Até que as coisas começaram a acontecer.

Comecei a trabalhar em uma editora como tradutora e revisora. E aquele trabalho era exatamente o que eu queria. Eu não sabia que queria ser tradutora, mas de repente me vi sentada em frente a um computador fazendo exatamente aquilo que sempre quis fazer: trabalhar escrevendo, pesquisando, refletindo, fazendo escolhas. As respostas dos testes começaram a aparecer. Alguns com bons resultados, outros nem tanto. Os primeiros filmes vieram, as traduções técnicas e o feedback positivo também. As indicações de clientes trouxeram outros clientes e o trabalho foi aumentando.

Hoje, cada dia mais eu vejo os resultados da minha curiosidade e teimosia, das escolhas que fiz e das atitudes que tomei. A criança curiosa e inconformada encontrou o seu espaço. E um dos melhores sentimentos que tenho é poder dizer que estou cheia de trabalho. Cheia de tradução.

Fernanda Silveira Boito é tradutora de inglês e português, residente em Maringá. É licenciada em Letras-Inglês e Bacharel em Tradução e mestre em Letras (Tradução) pela Universidade Estadual de Maringá (UEM). Trabalha com tradução técnica e legendagem.
E-mail: fernandab@dentalpress.com.br | Skype: ferboito

Minha história: Danilo Nogueira

Foi uma das maiores humilhações que já sofri. Depois de dois anos e meio de esforços e sofrimentos, tive de passar para frente minha franquia Fisk em Porto Alegre e voltar para São Paulo. Não nasci para aquilo. Voltei com uma mão na frente e outra atrás e fui morar de favor na casa do sogro que, aliás, me recebeu muito bem. Isso foi em 1970.

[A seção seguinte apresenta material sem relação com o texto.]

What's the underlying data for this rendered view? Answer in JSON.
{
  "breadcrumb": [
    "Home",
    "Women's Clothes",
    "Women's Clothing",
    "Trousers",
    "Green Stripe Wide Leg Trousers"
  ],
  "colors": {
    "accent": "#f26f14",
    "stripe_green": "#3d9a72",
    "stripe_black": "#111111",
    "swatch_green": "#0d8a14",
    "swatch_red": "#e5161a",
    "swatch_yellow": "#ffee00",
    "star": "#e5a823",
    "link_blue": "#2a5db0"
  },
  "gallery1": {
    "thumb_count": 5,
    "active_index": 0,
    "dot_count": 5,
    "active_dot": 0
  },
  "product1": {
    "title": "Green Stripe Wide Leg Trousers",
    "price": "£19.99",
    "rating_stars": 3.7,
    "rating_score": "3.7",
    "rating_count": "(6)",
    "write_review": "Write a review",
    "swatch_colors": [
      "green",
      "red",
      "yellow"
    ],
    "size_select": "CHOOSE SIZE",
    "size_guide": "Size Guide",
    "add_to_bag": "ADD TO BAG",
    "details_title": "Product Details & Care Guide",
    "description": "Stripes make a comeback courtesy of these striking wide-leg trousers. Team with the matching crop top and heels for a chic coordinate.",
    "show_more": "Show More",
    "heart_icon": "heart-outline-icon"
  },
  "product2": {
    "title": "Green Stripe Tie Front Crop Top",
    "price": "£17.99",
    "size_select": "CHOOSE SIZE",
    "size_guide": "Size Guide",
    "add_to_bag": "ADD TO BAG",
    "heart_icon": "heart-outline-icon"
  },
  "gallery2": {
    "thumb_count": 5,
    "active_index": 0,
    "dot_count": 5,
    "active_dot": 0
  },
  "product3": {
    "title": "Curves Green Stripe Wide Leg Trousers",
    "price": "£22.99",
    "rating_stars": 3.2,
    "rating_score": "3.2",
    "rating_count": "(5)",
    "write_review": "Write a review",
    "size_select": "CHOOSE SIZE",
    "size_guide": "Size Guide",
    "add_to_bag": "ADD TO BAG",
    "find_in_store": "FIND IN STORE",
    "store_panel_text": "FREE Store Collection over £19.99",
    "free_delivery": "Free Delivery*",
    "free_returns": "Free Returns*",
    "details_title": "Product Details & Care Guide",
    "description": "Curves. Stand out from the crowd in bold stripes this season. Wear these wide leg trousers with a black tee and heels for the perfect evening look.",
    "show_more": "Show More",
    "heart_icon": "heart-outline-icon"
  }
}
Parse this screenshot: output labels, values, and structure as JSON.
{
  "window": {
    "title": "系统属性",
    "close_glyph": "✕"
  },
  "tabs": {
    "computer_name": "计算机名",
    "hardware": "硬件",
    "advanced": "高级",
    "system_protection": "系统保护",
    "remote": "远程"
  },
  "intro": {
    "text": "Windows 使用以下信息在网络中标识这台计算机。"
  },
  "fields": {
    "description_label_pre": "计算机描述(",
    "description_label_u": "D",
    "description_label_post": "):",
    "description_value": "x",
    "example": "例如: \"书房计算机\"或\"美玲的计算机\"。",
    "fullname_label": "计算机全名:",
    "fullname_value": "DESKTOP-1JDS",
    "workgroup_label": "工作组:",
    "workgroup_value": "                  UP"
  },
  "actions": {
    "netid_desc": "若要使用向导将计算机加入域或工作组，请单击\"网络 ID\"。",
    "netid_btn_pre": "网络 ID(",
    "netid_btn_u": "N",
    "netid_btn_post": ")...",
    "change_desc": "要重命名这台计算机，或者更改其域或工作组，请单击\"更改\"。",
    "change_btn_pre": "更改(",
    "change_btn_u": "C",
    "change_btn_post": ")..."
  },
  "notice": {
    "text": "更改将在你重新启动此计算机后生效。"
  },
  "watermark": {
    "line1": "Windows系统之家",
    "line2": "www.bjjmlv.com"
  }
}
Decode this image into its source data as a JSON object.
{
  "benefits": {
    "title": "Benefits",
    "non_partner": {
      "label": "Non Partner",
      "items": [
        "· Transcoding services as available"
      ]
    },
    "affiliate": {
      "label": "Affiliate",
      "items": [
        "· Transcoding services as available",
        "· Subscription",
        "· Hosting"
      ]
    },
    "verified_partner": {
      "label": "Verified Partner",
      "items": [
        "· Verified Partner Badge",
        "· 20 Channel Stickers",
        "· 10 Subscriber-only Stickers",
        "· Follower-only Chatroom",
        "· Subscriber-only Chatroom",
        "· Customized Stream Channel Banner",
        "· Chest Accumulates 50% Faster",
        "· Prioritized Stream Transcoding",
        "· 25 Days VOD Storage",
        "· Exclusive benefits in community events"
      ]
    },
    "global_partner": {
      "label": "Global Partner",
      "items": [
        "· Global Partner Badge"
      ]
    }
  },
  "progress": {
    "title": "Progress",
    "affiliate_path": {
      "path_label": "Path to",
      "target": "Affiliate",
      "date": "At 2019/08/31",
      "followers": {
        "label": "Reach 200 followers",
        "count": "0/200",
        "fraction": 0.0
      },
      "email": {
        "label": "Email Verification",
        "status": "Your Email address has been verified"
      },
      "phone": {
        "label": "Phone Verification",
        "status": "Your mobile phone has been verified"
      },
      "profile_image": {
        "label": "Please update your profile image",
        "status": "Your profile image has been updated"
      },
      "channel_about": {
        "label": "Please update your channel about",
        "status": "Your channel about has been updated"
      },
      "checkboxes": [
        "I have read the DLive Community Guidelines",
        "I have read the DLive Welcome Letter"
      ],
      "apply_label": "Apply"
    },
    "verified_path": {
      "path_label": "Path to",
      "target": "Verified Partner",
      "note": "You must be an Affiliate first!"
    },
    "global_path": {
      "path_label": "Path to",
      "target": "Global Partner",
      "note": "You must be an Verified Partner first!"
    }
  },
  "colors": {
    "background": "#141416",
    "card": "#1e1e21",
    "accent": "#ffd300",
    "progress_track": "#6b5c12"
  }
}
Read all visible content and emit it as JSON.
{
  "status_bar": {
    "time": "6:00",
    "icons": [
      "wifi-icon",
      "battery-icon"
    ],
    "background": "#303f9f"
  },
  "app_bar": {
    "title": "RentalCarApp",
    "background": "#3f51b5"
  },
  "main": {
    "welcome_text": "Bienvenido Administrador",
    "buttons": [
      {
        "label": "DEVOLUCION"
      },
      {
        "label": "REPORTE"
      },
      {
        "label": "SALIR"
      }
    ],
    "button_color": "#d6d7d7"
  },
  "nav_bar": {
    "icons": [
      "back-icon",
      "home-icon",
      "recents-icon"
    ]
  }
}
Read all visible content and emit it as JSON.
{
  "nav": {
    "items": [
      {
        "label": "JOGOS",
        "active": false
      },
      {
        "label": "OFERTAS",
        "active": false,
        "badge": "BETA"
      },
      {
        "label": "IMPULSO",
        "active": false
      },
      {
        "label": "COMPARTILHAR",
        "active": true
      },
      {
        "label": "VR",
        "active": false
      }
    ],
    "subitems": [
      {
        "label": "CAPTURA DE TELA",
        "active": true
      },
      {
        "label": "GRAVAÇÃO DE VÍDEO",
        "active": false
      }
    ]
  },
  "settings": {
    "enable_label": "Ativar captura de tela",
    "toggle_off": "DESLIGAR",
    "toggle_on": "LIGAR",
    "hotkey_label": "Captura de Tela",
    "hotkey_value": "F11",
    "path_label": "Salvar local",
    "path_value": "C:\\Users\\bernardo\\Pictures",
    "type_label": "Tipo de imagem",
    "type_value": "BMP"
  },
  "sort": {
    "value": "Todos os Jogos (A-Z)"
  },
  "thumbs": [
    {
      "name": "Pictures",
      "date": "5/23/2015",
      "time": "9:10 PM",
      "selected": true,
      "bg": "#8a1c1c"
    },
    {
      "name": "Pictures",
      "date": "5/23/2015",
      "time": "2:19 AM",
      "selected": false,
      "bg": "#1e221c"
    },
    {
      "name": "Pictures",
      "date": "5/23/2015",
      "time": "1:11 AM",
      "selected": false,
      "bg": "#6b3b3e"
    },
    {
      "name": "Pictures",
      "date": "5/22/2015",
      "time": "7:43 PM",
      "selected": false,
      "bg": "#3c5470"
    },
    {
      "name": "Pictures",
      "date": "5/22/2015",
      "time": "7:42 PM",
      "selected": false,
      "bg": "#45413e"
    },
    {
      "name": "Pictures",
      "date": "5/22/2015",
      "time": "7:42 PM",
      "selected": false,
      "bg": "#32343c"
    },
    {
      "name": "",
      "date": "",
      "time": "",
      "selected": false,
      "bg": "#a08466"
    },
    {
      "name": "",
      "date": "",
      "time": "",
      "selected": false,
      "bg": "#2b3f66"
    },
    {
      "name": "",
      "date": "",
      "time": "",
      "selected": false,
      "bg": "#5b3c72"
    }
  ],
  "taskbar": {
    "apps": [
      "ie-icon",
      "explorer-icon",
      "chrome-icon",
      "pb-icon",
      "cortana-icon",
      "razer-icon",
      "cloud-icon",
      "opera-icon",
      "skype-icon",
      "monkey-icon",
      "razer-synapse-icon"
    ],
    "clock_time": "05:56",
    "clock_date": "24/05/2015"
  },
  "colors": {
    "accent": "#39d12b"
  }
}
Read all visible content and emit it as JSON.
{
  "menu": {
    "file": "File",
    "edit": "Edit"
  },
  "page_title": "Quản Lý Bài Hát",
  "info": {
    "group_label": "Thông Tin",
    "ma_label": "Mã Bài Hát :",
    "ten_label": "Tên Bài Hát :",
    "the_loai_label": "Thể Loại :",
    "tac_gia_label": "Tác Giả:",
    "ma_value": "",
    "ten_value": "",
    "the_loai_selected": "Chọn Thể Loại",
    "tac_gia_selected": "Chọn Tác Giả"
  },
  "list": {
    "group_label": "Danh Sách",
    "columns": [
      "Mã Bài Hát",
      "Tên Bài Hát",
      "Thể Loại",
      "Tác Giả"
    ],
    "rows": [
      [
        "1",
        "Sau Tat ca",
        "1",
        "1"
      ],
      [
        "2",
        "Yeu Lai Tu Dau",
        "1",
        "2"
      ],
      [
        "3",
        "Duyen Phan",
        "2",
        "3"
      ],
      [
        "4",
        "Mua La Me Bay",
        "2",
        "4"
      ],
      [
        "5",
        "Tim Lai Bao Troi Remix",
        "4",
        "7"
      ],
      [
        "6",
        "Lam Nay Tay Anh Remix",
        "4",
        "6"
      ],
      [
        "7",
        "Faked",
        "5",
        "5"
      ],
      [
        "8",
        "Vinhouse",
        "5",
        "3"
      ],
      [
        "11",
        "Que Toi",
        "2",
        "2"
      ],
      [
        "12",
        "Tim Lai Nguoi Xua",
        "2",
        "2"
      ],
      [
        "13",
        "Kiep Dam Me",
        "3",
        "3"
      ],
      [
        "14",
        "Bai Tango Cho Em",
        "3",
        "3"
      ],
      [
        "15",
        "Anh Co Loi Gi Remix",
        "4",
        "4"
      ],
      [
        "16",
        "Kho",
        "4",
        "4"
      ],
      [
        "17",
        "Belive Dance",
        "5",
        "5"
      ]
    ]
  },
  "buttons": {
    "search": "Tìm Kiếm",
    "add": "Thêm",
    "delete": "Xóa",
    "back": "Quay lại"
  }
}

Aqui, continuei na Fisk, de novo como professor, mas sabia que aquilo não era bom, porque, entre primeiro de dezembro e carnaval, não havia serviço e, portanto, não se ganhava nada.

Um dia, na secretaria da escola, me perguntaram se eu queria fazer umas traduções. Topei na hora. Já tinha feito traduções mais de uma vez na vida e não me dado de todo mal. Mesmo que tivesse, do jeito que a coisa andava, era capaz de aceitar serviço até de trapezista. Mas era um negócio da China: quatro horas por dia, de manhã, cinco dias por semana, com 50% de adicional de “aula externa”. Qualquer um que tenha ensinado em curso livre de línguas sabe que isso não se recusa.

A empresa era a Arthur Andersen, naquela época a mais orgulhosa entre as firmas de auditora. Foi lá que aprendi essas coisas de contabilidade e finanças, impostos e direito societário. Virei especialista e escravo de minha especialidade. Até hoje, é o que mais faço.

Quinze dias depois, liguei para a Editora Atlas, oferecendo meus serviços. Disse que traduzia para a Arthur Andersen e, com isso e um teste pequeno, me contrataram.

Claro que eu não tinha ideia do que estava fazendo, mas a falta de dinheiro é uma excelente mestra e fui aprendendo, aos trancos e barrancos. Não era como agora. O curso da Anhanguera se chamava “Faculdade Ibero-Americana” e ainda estava começando. Tradução era geralmente considerada passatempo de intelectuais. Era tudo na base da máquina de escrever.

Conhecia poucos tradutores e a gente não trocava informações, por medo da concorrência. A Internet mudou tudo isso. Comecei a participar ativamente de troca de informações logo que foi liberada para uso de particulares, lá para 1995. Participava da trad-prt quando ainda era no IF da USP e mais caia do que funcionava. Logo depois do ano 2000 já estava dando cursos a distância. Nunca parei.

A Arthur Andersen desapareceu em 2002, vítima de seus próprios erros. A Editora Atlas continua firme, mas não publica mais traduções. Eu estou aqui, no Multitude, compartilhando um pouco da minha experiência.

Danilo Nogueira, tradutor IN-PT, residente em São Bernardo do Campo, SP. Especializado em tradução na área de negócios.